Ich schlich mich um den Tresen, durch das enge Papierlager und versteckte mich hinter einem Stapel Kartons. Die Beamten saßen mit den Rücken zu mir, Hieronymus jedoch konnte mich sehen, wenn er denn einmal aufgeblickt hätte.

Die Stimme des Beamten klang jetzt tiefer, amtlicher.

„Geben sie mir bitte sämtliche Schlüssel zu den Schränken, dem Tresor, den Türen und den Außenschließanlagen!"

Der andere Beamte, schmalschultrig, hohe Stimme, spielte mit einem Stück Schreibmaschinenpapier. Ich erkannte einen Stempel, eine Unterschrift. Vermutlich war es der Durchsuchungsbefehl.

„Und zwar gleich, nicht erst nachher!", quietschte er.

Hieronymus tat mir leid. So unsicher und fahrig hatte ich ihn selten erlebt. Am ehesten noch an diesem Tag vor etwas über einem Jahr, als sein Vater von einem Tag auf den anderen erkrankt und kurz darauf gestorben war. Seine Stimme klang zitterig.

„Schlüssel, ja klar. Dauert nur einen Moment. Sind viele."

Er fummelte in seiner Hosentasche herum, zog am Hosenbund, fasste sich in die Gesäßtasche. Hoffentlich bekam er jetzt keinen Zusammenbruch! Was um Himmels Willen hast du ausgefressen, Hieronymus Vogel?

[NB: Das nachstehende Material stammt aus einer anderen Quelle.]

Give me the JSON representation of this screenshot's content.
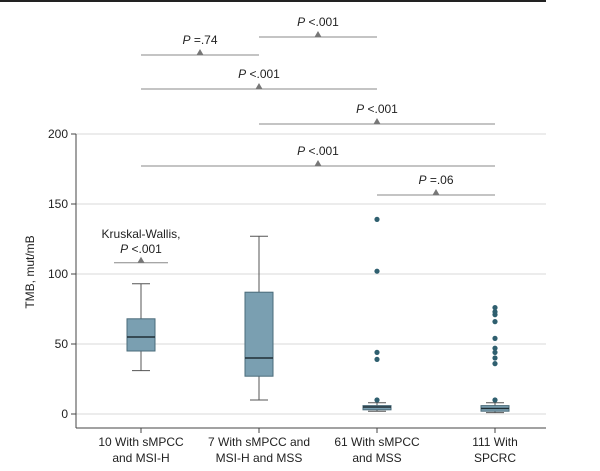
{
  "chart_data": {
    "type": "boxplot",
    "title": "",
    "xlabel": "",
    "ylabel": "TMB, mut/mB",
    "ylim": [
      -10,
      200
    ],
    "yticks": [
      0,
      50,
      100,
      150,
      200
    ],
    "grid": "horizontal",
    "colors": {
      "box": "#7a9fb1",
      "outlier": "#2f5f6f",
      "line": "#555555",
      "grid": "#d9d9d9",
      "marker": "#777777"
    },
    "categories": [
      {
        "line1": "10 With sMPCC",
        "line2": "and MSI-H"
      },
      {
        "line1": "7 With sMPCC and",
        "line2": "MSI-H and MSS"
      },
      {
        "line1": "61 With sMPCC",
        "line2": "and MSS"
      },
      {
        "line1": "111 With",
        "line2": "SPCRC"
      }
    ],
    "boxes": [
      {
        "whisker_low": 31,
        "q1": 45,
        "median": 55,
        "q3": 68,
        "whisker_high": 93,
        "outliers": []
      },
      {
        "whisker_low": 10,
        "q1": 27,
        "median": 40,
        "q3": 87,
        "whisker_high": 127,
        "outliers": []
      },
      {
        "whisker_low": 2,
        "q1": 3,
        "median": 5,
        "q3": 6,
        "whisker_high": 8,
        "outliers": [
          10,
          39,
          44,
          102,
          139
        ]
      },
      {
        "whisker_low": 1,
        "q1": 2,
        "median": 4,
        "q3": 6,
        "whisker_high": 8,
        "outliers": [
          10,
          36,
          40,
          44,
          47,
          54,
          66,
          71,
          73,
          76
        ]
      }
    ],
    "comparisons": [
      {
        "from": 2,
        "to": 3,
        "prefix": "P",
        "text": " <.001",
        "level": 0
      },
      {
        "from": 1,
        "to": 2,
        "prefix": "P",
        "text": " =.74",
        "level": 1
      },
      {
        "from": 1,
        "to": 3,
        "prefix": "P",
        "text": " <.001",
        "level": 2
      },
      {
        "from": 2,
        "to": 4,
        "prefix": "P",
        "text": " <.001",
        "level": 3
      },
      {
        "from": 1,
        "to": 4,
        "prefix": "P",
        "text": " <.001",
        "level": 4
      },
      {
        "from": 3,
        "to": 4,
        "prefix": "P",
        "text": " =.06",
        "level": 5
      }
    ],
    "kruskal": {
      "title": "Kruskal-Wallis,",
      "prefix": "P",
      "text": " <.001",
      "y_value": 108
    }
  }
}
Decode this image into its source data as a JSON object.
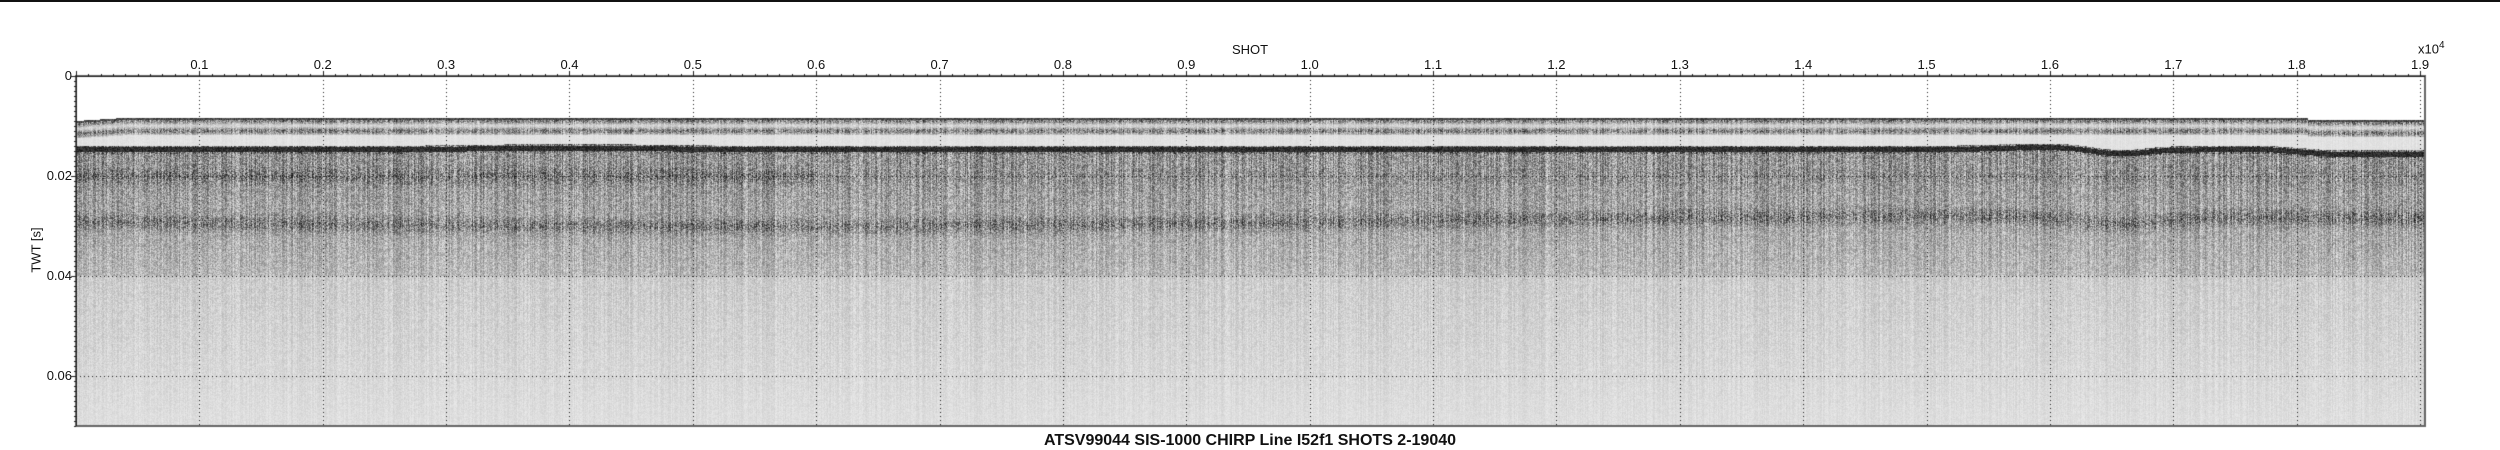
{
  "chart_data": {
    "type": "heatmap",
    "title": "ATSV99044 SIS-1000 CHIRP Line I52f1 SHOTS 2-19040",
    "xlabel": "SHOT",
    "ylabel": "TWT [s]",
    "x_multiplier": "x10",
    "x_multiplier_exp": "4",
    "xlim": [
      0,
      1.904
    ],
    "ylim": [
      0,
      0.07
    ],
    "y_reversed": true,
    "x_ticks": [
      "0.1",
      "0.2",
      "0.3",
      "0.4",
      "0.5",
      "0.6",
      "0.7",
      "0.8",
      "0.9",
      "1.0",
      "1.1",
      "1.2",
      "1.3",
      "1.4",
      "1.5",
      "1.6",
      "1.7",
      "1.8",
      "1.9"
    ],
    "y_ticks": [
      "0",
      "0.02",
      "0.04",
      "0.06"
    ],
    "x_axis_position": "top",
    "grid": true,
    "colormap": "grayscale",
    "colors": {
      "reflector": "#111111",
      "background": "#f2f2f2"
    }
  }
}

Jetzt raufte er sich die Haare, griff in seine Hemdtasche und zog eine Kaugummipackung daraus hervor. Die Beamten sahen sich an. Ich war ratlos.

Dann verstand ich. Ein Ablenkungsmanöver. Während er scheinbar unkontrolliert herumkasperte, suchte Hieronymus meinen Blick. Ich sah ihn fragend an. Mit leichten Kopfbewegungen und rollenden Augen bedeutete er mir, zurück in den Laden zu gehen. Dann rief er: „Kaffee, Kaffee, wollen die Herren vielleicht einen Kaffee? Ich habe eine ganz wunderbare Kaffeemaschine! Vier Tassen in der Minute zaubert sie!"

Das Wort „Kaffeemaschine" sprach er dabei lauter aus als die anderen.

Hieronymus und ich kannten uns. Ich kapierte gleich was er wollte.

Behutsam, Schritt für Schritt, tastete ich mich zurück, schlich an der Personaltoilette vorbei in die kleine Küche. Hieronymus' Kaffee war schon immer gewöhnungsbedürftig gewesen. Da blieb immer dieser metallische Nachgeschmack auf der Zunge, den ich auf verrostete Heizstäbe oder das Alter der Maschine zurückführte. Jetzt wusste ich es besser. Ich zog die Kaffeemaschine zu mir heran, öffnete den Wasserbehälter und sah hinein. Auf dem Boden zwischen den verkalkten Heizstäben lag ein kleiner Schlüssel. Ich fischte ihn heraus, wischte ihn an der Hose trocken und besah ihn mir genauer. So einen hatte ich schon mal gesehen. Wenn mich meine Nase nicht trog, dann hielt ich einen Schließfachschlüssel in der Hand. Quadratische Grifffläche, auffälliger Bart. Er konnte ohne weiteres zu einem Fach in der Hauptpost gehören. Ich hatte einen Auftrag!

Gebückt trat ich den Rückweg an, zurück durch den Seiteneingang, den ich von außen wieder verschloss. Mir fiel ein, dass ich Farbkopierer Nummer vier heute reparieren wollte. Ich bezweifelte jedoch, dass das heute wirklich wichtig war. Morgen würde sich die Lage wieder beruhigt, würden sich alle Verdächtigungen in Wohlgefallen aufgelöst haben, da war ich mir sicher. Was bitte schön sollte die Polizei gegen Hieronymus in der Hand haben? Was konnte sich ein Kopierladenbesitzer schon zu Schulden kommen lassen? Geldscheine auf dem Kopierer, was war denn das für eine abgefahrene Geschichte?